Il mondo come perdita della vicinanza, nostalgia di un erotismo che nemmeno l'arte può ricostruire ma soltanto rappresentare mediante l'utilizzazione della distanza: questa sembra essere la filosofia di Oliviero Toscani. Il pathos della distanza ne presiede l’opera.
Nella razza umana la fotografia è conoscenza e nello stesso tempo perdita, condizione ambivalente tra senso delle cose e d'impossibilità di riprodurle linguisticamente. Da qui l’adozione iconica delle cose e della visione dall'alto. La consapevolezza di una necessità che aiuta ad avere uno sguardo ossessivo sul mondo e nello stesso tempo l'impedimento di un attraversamento totale della materia e del suo spessore.
Uno sguardo stoico domina qui la visione che utilizza i modi convenzionali dello sguardo per mettere in scena l’essere tra le cose e con le cose.
Oliviero Toscani nella razza umana costruisce le sue camere dello sguardo, macchine da fermo, di uno sguardo dall'alto onnipotente ed infantile capace di dominare grandi territori dove la vita pulsa nei suoi particolari e dettagli. Tali caratteri diventano la struttura visiva di un sistema astratto eppure concreto del vedere, analisi descrittiva e sintetica per qualità di uno spazio concentrato dentro i confini di una visione labirintica e nello stesso tempo familiare.

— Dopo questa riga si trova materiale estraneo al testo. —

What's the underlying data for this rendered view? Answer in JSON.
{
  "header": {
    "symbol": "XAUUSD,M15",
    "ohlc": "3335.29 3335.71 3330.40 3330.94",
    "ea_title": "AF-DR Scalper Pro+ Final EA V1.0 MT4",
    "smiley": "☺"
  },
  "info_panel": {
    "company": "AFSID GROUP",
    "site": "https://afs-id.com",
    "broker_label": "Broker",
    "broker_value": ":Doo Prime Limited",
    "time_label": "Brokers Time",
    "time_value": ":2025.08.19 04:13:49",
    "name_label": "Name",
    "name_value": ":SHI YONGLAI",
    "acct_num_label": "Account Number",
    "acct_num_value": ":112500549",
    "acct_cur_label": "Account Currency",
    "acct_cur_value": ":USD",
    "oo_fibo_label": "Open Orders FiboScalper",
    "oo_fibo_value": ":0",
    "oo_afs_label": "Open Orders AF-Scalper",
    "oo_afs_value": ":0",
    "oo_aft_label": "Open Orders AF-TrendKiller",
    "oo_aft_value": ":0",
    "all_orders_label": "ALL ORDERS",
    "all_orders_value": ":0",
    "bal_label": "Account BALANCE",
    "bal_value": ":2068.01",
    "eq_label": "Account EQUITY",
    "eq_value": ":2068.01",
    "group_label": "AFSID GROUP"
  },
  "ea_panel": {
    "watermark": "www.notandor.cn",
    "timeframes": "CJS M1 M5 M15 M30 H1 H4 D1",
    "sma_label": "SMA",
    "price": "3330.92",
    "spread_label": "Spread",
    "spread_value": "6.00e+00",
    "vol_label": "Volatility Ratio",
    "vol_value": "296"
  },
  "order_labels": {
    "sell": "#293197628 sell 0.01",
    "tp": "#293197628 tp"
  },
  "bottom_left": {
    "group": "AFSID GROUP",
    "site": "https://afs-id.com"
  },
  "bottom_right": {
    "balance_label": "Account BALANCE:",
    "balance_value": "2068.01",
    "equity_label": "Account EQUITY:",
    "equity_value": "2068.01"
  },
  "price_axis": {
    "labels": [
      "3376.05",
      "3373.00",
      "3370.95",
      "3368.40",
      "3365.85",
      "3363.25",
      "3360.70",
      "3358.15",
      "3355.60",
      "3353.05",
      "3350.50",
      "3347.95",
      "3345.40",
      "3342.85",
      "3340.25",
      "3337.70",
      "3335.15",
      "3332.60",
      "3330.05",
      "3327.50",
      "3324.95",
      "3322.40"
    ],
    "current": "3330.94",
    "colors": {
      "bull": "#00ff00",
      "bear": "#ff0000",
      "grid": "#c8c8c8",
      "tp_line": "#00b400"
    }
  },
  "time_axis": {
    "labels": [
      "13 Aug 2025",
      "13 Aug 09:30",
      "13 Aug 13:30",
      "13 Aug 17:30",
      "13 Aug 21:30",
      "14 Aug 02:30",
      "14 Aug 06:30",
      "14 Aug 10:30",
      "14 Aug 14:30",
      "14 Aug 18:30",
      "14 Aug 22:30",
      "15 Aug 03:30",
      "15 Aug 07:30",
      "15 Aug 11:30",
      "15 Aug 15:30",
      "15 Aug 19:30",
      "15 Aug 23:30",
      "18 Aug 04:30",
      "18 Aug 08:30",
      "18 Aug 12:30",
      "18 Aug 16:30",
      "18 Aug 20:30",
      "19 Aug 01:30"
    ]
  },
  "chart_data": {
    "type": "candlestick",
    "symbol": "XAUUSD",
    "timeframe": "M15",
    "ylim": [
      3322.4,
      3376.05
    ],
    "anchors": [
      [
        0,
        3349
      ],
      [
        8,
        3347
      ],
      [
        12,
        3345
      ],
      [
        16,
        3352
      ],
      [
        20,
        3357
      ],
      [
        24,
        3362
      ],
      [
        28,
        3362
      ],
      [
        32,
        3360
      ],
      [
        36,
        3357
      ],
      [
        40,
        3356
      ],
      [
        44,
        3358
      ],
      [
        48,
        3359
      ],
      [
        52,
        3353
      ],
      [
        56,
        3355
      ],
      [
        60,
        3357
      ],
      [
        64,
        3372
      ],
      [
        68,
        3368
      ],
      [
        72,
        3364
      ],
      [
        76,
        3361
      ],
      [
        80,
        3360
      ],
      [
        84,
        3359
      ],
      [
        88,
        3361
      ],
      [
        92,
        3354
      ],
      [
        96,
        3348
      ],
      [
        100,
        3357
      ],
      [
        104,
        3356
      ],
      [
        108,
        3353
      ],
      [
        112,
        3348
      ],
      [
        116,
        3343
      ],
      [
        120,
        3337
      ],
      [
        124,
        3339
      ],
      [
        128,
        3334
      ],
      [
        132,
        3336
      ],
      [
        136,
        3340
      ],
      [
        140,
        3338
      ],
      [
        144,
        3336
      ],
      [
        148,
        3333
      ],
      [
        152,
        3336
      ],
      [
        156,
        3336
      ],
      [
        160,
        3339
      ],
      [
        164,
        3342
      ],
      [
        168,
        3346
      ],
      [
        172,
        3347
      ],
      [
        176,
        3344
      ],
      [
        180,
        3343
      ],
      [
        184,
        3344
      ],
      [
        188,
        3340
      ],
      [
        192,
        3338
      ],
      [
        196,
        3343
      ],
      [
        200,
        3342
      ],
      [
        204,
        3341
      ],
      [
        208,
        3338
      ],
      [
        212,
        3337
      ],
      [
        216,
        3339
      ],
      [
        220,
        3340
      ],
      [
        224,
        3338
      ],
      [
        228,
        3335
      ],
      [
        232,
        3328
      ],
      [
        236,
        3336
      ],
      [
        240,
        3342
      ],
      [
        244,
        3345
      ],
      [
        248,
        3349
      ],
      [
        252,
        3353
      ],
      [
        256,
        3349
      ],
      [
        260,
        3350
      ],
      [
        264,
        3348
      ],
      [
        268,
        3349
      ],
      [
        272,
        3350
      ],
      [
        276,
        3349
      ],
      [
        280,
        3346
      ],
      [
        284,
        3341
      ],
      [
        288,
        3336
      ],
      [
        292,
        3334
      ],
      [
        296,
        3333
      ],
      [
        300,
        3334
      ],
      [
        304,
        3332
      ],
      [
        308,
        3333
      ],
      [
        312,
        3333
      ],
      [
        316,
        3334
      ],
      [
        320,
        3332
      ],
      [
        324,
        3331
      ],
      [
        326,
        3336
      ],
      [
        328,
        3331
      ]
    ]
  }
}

Il fotografo adopera la stessa civile ipocrisia, utilizza materiali e convenzioni che rappresentano e nello stesso tempo negano la rappresentazione tra astrazione e figurazione. Oscilla liberamente con piacere e dolore costruendo immagini presenti ed allusive vicine ed anche distanti.
La vicinanza è dettata dalla scelta del materiale e dalla convenzione visiva che afferma e conferma la precisione dello sguardo. La distanza è rappresentata dalla filosofia dello sguardo stesso che conosce la sua possibilità e contiene anche la memoria di un contatto ormai impossibile da realizzare e ricostruire.
Abitare il mondo, ecco il desiderio che occupa la camera dello sguardo attrezzata da Oliviero Toscani che riconverte la sensazione nel controllo iconico, di una visione dall'alto che forse conferma ogni impossibilità, in quanto permette di controllare e preventivare ogni possibilità di movimento.
La fotografia, come l’arte, è movimento da fermo, l'artista è un nomade mentale che si muove e si sposta non con il suo corpo ma con il peso della materia con la quale realizza le sue opere. Ecco il miracolo della riconversione del tempo e dello spazio. La possibilità di tramutare il dinamismo del tempo e l'estraneità dello spazio della vita in una dimensione intrecciata e bloccata in cui convivono le due dimensioni ma viste a distanza.
Il pathos della distanza viene esorcizzato nella razza umana dalla fotografia che adopera le forme per riconoscerle ed adoperarle come strumento di analisi e di sintesi. Vedere dall'alto non significa sguardo superbo significa riconoscere l'artificio dello sguardo figurativo teso sempre verso l'astrazione. Astrarre come approfondimento e sottrazione, discesa e risalita dentro il cuore del ritratto.
Qui la fotografia fa un uso impersonale della struttura visiva. La camera dello sguardo viene adoperata per proteggere l'io dell'artista e dei soggetti fotografati che riesce a parlare garantito dalla convenzione dell'immagine. Un io allarmato e nello stesso tempo astuto, che conosce le capacità del linguaggio di manifestarsi senza tradire il suo autore.
Il linguaggio di Oliviero Toscani parla la terza persona della forma che crea una condizione di resistenza, di solidarietà ma anche di impenetrabilità anche di fronte alla nostra attenzione ammirata dello spettatore. L'artista, per narcisismo ama la contemplazione del pubblico ma non desidera essere penetrato nella intimità biografica.
In definitiva la “razza umana” è frutto di un soggetto collettivo, lo studio di Oliviero Toscani inviato speciale nella realtà della omologazione e della globalizzazione. Con la sua ottica frontale ci consegna una infinita galleria di ritratti che confermano il ruolo dell’arte e della fotografia: rappresentare un valore che è quello della coesistenza delle differenze.